An early travel guide, Pine Lands of Georgia, touted Petersburg as “a handsome, well-built town that presents, in the view of the astonished traveler, a town which has risen out of the woods in a few years, as if by enchantment.”
That glowing 1801 description, however, was short-lived.
The tobacco trade that helped create the city became obsolete as Piedmont plantation crops shifted to cotton, whose growers were not required to bring their harvest to town for inspection.
Farther downstream, boats powered by steam navigated a deeper, wider channel than was available at Petersburg. With commerce fading, the city became stagnant and its residents left for brighter futures elsewhere.
In 1888, the once vibrant town’s remarkable downfall was summarized this way in an editorial published in the Atlanta Constitution: “Had the curse of God fallen upon this town, its obliteration from the face of the earth could not have been more complete.”
In the late 1940s and early 1950s, when the Army Corps of Engineers planned its massive Clarks Hill reservoir, known today as Thurmond Lake, the nearly forgotten site of Petersburg was within the area to be inundated when the dam flooded 70,000 acres.

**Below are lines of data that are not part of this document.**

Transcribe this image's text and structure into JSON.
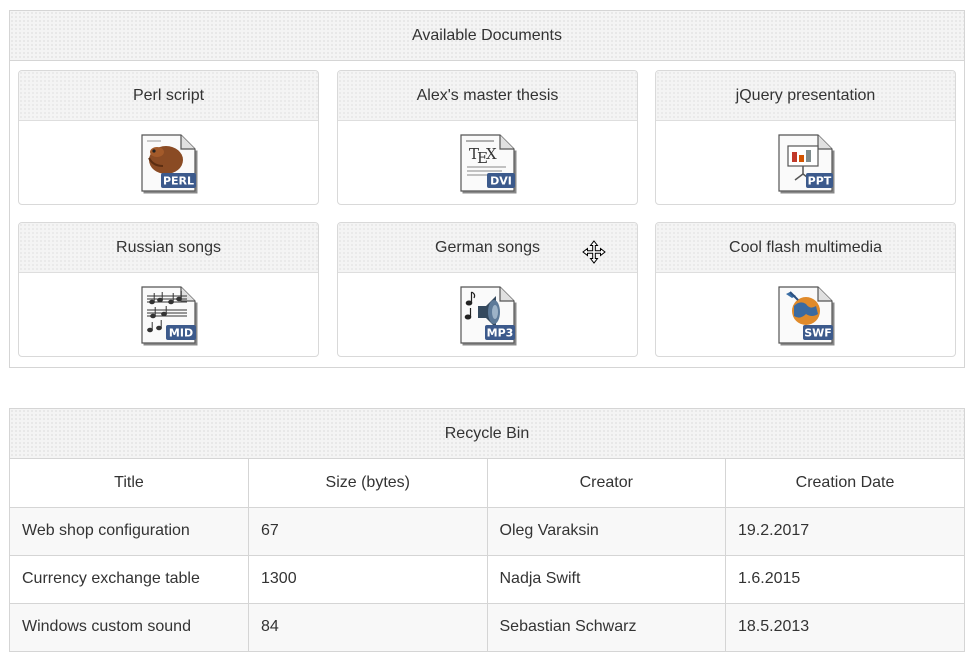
{
  "documents_panel": {
    "title": "Available Documents",
    "items": [
      {
        "title": "Perl script",
        "file_type": "PERL",
        "icon": "perl-file-icon"
      },
      {
        "title": "Alex's master thesis",
        "file_type": "DVI",
        "icon": "tex-dvi-file-icon"
      },
      {
        "title": "jQuery presentation",
        "file_type": "PPT",
        "icon": "ppt-file-icon"
      },
      {
        "title": "Russian songs",
        "file_type": "MID",
        "icon": "midi-file-icon"
      },
      {
        "title": "German songs",
        "file_type": "MP3",
        "icon": "mp3-file-icon"
      },
      {
        "title": "Cool flash multimedia",
        "file_type": "SWF",
        "icon": "swf-file-icon"
      }
    ]
  },
  "recycle_bin": {
    "title": "Recycle Bin",
    "columns": [
      "Title",
      "Size (bytes)",
      "Creator",
      "Creation Date"
    ],
    "rows": [
      [
        "Web shop configuration",
        "67",
        "Oleg Varaksin",
        "19.2.2017"
      ],
      [
        "Currency exchange table",
        "1300",
        "Nadja Swift",
        "1.6.2015"
      ],
      [
        "Windows custom sound",
        "84",
        "Sebastian Schwarz",
        "18.5.2013"
      ]
    ]
  },
  "colors": {
    "border": "#d5d5d5",
    "header_bg": "#f4f4f4",
    "text": "#333333",
    "badge_bg": "#3c5a8c"
  }
}
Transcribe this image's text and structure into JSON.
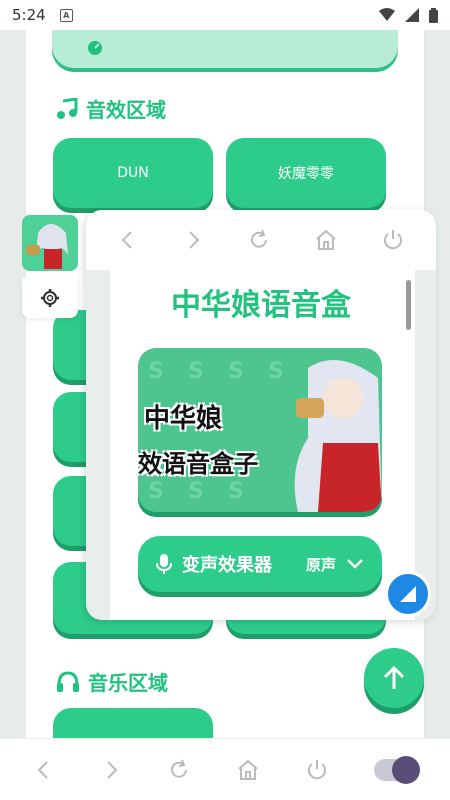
{
  "status_bar": {
    "time": "5:24"
  },
  "sections": {
    "sound_effects": {
      "title": "音效区域"
    },
    "music": {
      "title": "音乐区域"
    }
  },
  "sound_buttons": [
    {
      "label": "DUN"
    },
    {
      "label": "妖魔零零"
    }
  ],
  "floating_window": {
    "title": "中华娘语音盒",
    "banner": {
      "line1": "中华娘",
      "line2": "效语音盒子"
    },
    "voice_changer": {
      "label": "变声效果器",
      "value": "原声"
    }
  },
  "colors": {
    "accent": "#2ecc8b",
    "accent_dark": "#1e9e68",
    "title": "#23c27f",
    "resize": "#1e88e5"
  }
}
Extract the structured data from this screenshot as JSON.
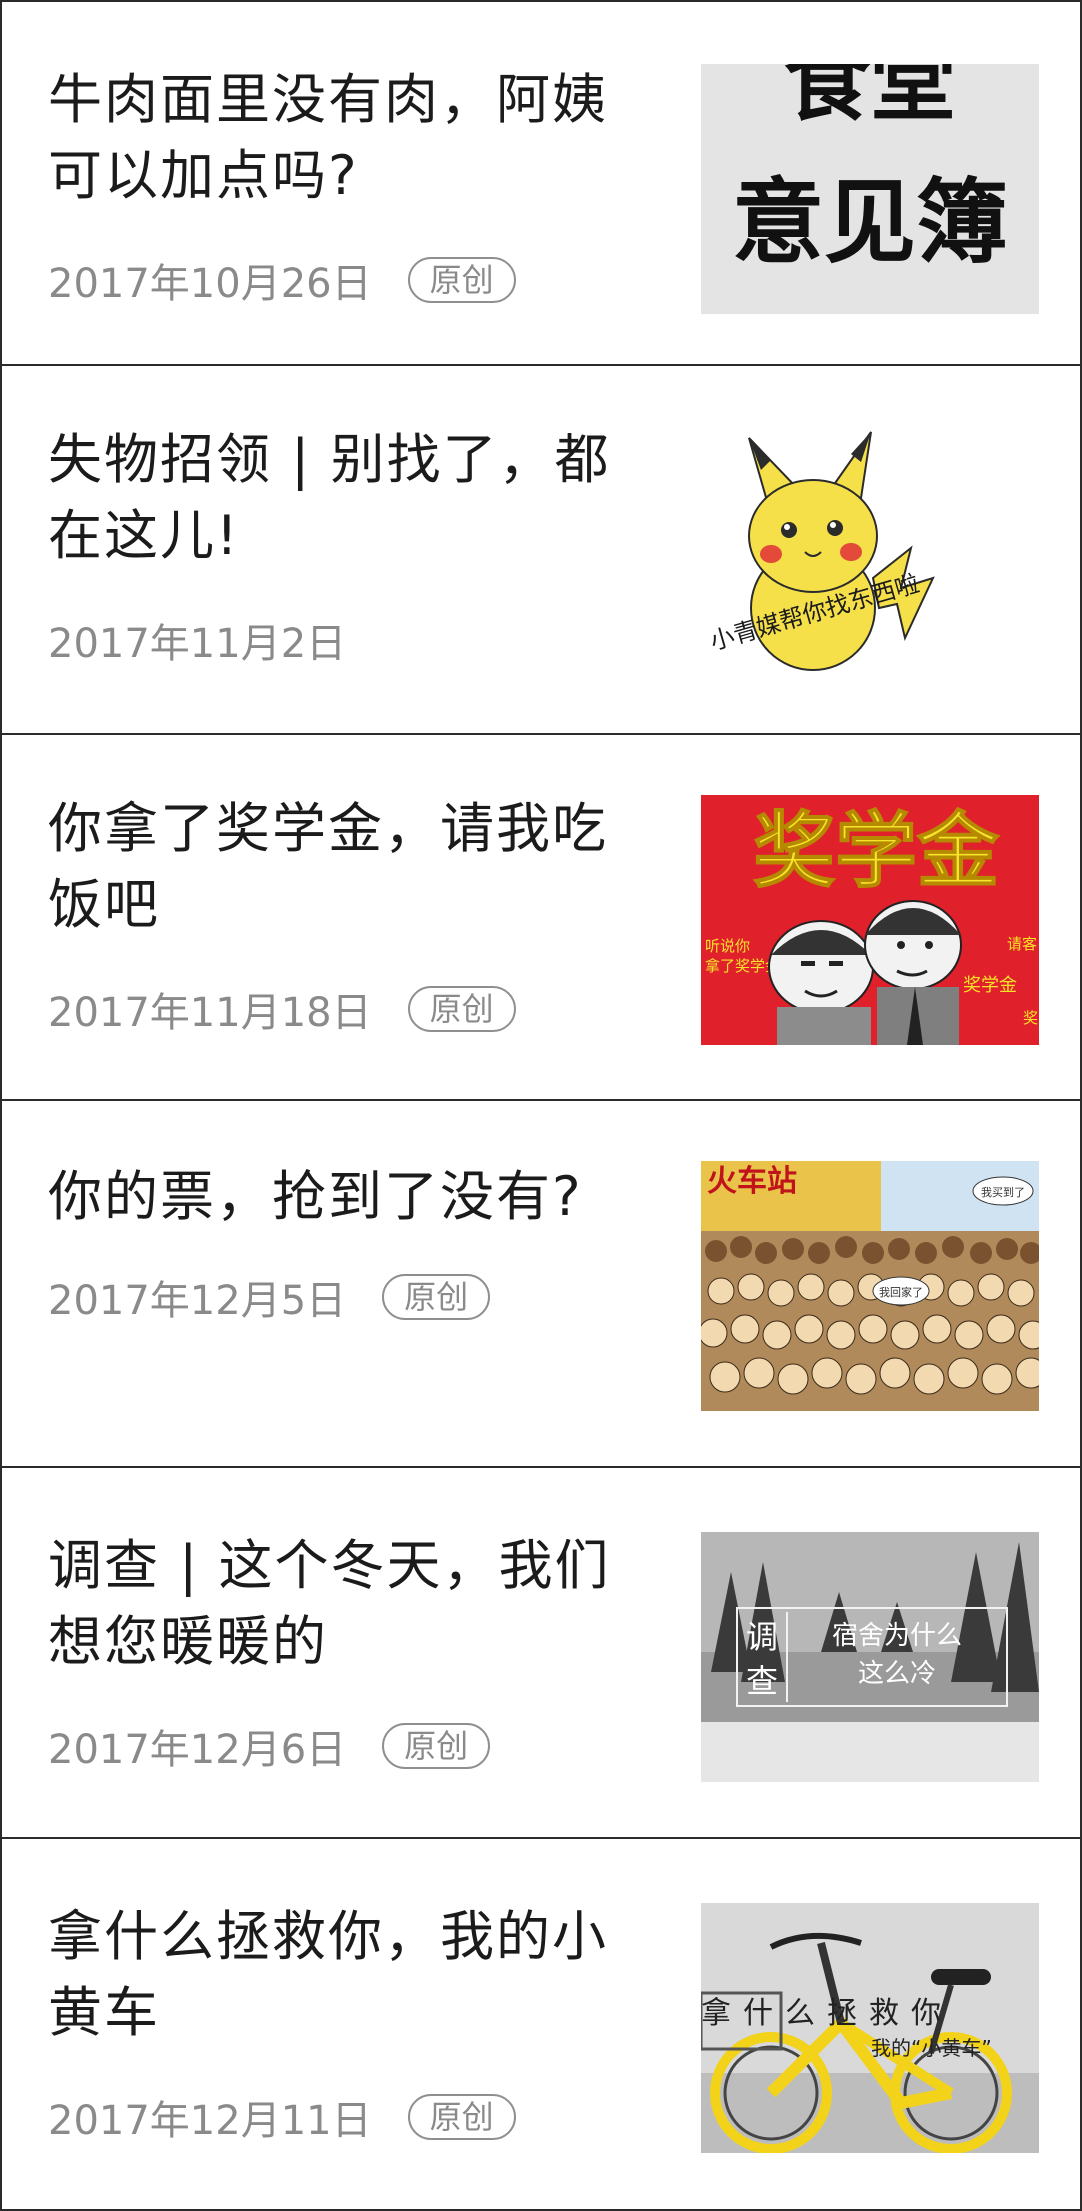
{
  "articles": [
    {
      "title": "牛肉面里没有肉，阿姨可以加点吗?",
      "date": "2017年10月26日",
      "badge": "原创",
      "thumb_text": [
        "食堂",
        "意见簿"
      ]
    },
    {
      "title": "失物招领 | 别找了，都在这儿!",
      "date": "2017年11月2日",
      "badge": "",
      "thumb_text": [
        "小青媒帮你找东西啦"
      ]
    },
    {
      "title": "你拿了奖学金，请我吃饭吧",
      "date": "2017年11月18日",
      "badge": "原创",
      "thumb_text": [
        "奖学金",
        "听说你",
        "拿了奖学金",
        "请客",
        "奖学金",
        "奖"
      ]
    },
    {
      "title": "你的票，抢到了没有?",
      "date": "2017年12月5日",
      "badge": "原创",
      "thumb_text": [
        "火车站",
        "我买到了",
        "我回家了"
      ]
    },
    {
      "title": "调查 | 这个冬天，我们想您暖暖的",
      "date": "2017年12月6日",
      "badge": "原创",
      "thumb_text": [
        "调",
        "查",
        "宿舍为什么",
        "这么冷"
      ]
    },
    {
      "title": "拿什么拯救你，我的小黄车",
      "date": "2017年12月11日",
      "badge": "原创",
      "thumb_text": [
        "拿什么拯救你",
        "我的“小黄车”"
      ]
    }
  ],
  "colors": {
    "border": "#2b2b2b",
    "title": "#1b1b1b",
    "meta": "#8a8a8a",
    "scholarship_red": "#e0202a",
    "scholarship_yellow": "#f7e32a",
    "bike_yellow": "#f2d31a"
  }
}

Archaeological studies were conducted in many areas, and hundreds of graves were relocated from cemeteries in the path of rising waters.
Petersburg, in particular, held the remains of many early Georgians, and some of them are likely still buried beneath the lake’s clear waters.
In a Clark Hill River Basin Survey prepared by the Savannah River Archaeological Research Program, principal author Daniel T. Elliott cited the Old Petersburg Cemetery as an instance where not all of the graves were discovered and relocated. Though 52 graves were moved from the site, investigators believed a city as large as Petersburg would have buried more of its citizens there.
In 1989, decades after the reservoir was built, drought dropped the massive lake’s water levels more than 15 feet, revealing foundations, road beds — and several previously undiscovered graves.
One of them, described by Corps of Engineers real estate agent Gary Coleman, included a headstone, with a still-legible inscription:
“In Memory of Robert Davies Roundtree who departed this life 18th July 1802. Aged 16 Months 15 Days. Sleep on dear babe and take thy rest.
T’is God who called thee, He thought best.”